The relative fit index (RFI) is used to compare both the proposed and Null model in respect of their performance, like the function of the CFI. The RFI numbers of above (1.000) are an acceptable value of the CFI (Hu and Bentler, 1999). Bollen (1990) posits that RFI is developed or produced from both the NFI and CFI.

The RFI coeffience value is normally between 0-1, wherein the values closer to one (1)are considered a perfect fit, as confirmed by Hu and Bentler (1999). The RFI in this study was 0.845, therefore below one (1). Consequently, the model is a perfect fit considering that its values are closer to one (1).

174 6.10.9 Comparative fit index

Comparative fit index (CFI) compares both the proposed and Null model in respect of their performance. It is an improved NFI (Bentler and Chou, 1987; Hu and Bentler, 1999). Hu and Bentler (1999) proposed a cut-off close to 0.95 values as acceptable. The greater the values of CFI between 0-1, the better the model and considered a good fit. In this study, CFI was closer to one (1), and therefore considered a perfect fit.

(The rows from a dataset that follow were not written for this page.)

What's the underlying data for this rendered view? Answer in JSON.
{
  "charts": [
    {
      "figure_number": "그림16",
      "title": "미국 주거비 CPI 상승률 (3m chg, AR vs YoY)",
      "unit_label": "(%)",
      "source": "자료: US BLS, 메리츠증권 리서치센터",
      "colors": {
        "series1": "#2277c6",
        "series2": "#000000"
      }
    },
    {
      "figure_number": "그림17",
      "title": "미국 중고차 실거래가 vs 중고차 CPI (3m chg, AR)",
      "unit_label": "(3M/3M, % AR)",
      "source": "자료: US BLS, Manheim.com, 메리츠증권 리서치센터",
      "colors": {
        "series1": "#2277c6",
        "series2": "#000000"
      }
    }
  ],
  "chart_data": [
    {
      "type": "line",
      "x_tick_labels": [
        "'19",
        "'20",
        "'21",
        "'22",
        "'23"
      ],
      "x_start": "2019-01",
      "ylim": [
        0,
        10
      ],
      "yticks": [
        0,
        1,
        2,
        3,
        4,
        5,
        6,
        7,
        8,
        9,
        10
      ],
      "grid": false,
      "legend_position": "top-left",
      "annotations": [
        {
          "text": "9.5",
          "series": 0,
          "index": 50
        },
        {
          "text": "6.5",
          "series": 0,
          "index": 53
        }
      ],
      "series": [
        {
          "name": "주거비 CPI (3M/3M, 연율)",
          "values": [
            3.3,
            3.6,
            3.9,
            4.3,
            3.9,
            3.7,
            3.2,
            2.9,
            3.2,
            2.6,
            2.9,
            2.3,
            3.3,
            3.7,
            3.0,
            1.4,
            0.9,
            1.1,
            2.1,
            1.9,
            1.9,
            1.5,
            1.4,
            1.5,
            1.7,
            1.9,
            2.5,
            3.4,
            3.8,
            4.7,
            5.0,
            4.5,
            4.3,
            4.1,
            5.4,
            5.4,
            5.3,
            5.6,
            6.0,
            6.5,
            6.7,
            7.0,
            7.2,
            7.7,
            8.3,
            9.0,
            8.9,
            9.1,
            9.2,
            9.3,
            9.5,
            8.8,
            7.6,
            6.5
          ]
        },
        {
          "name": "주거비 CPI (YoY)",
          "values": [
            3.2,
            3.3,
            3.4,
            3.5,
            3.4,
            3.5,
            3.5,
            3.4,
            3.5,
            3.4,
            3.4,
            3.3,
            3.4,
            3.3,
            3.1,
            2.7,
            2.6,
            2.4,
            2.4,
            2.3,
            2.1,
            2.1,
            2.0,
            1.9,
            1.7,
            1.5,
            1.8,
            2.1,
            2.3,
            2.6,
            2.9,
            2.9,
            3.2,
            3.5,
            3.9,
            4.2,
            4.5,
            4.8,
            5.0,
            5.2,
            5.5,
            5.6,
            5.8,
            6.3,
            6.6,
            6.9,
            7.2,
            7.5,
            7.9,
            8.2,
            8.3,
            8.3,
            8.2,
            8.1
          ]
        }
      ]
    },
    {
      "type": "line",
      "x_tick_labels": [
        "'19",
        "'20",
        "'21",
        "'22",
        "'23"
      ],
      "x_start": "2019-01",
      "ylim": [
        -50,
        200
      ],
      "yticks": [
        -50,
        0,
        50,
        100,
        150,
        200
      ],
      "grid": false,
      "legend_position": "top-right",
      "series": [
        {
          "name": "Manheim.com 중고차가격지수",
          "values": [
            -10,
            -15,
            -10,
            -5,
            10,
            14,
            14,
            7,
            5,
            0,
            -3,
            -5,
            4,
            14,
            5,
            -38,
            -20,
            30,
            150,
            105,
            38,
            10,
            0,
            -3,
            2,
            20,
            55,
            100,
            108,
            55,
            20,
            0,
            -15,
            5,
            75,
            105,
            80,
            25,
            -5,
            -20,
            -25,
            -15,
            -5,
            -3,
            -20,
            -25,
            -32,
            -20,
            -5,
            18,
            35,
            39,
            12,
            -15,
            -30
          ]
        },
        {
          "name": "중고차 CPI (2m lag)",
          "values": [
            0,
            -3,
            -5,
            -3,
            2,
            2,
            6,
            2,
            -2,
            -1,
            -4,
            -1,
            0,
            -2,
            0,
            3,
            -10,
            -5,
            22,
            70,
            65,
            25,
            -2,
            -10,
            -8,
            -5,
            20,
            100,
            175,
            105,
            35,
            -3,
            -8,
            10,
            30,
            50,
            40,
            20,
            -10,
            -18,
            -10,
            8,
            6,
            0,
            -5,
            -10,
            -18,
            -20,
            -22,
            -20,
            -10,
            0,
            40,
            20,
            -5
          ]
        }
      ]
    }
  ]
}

6.10.10 Tucker Lewis index

According to Tucker and Lewis (1973), the Tucker Lewis index (TLI) is viewed as the same as the NFI, and is used to contrast the values of chi-square as confirmed by Mulaik, James, Van Alstine, Bennet, Lind and Stilwell (1989). Mulaik et al. (1989) highlighted that for a fit to a good fit; it must have values that are closer to one (1). The model that has a high value indicates a fit that is better than a model with a value that is lower.

6.10.11 Root mean square error of approximation

The purpose of root mean square error of approximation (RMSEA) is to show whether the model has good fit or not. Furthermore, RMSEA utilisation is in respect of supporting or not supporting hypothesised models, especially those with a larger sample size (Hu and Bentler, 1999). The proposed RMSEA value of<0.06 is deemed to have a good fit. Therefore, RMSEA in this study was for the purpose to aid the researcher in accepting or rejecting the hypotheses.

6.10.12 Root mean square residual

The purpose of the root mean square residual index (RMR) is to determine whether the model has a good fit. The root mean square residual index is the square root of the mean of residuals that are not standardised. Hu and Bentler (1999) proposed that a value of greater than 0.02 for a good fit. This study produced a figure of 0.2, which indicated a good model fit.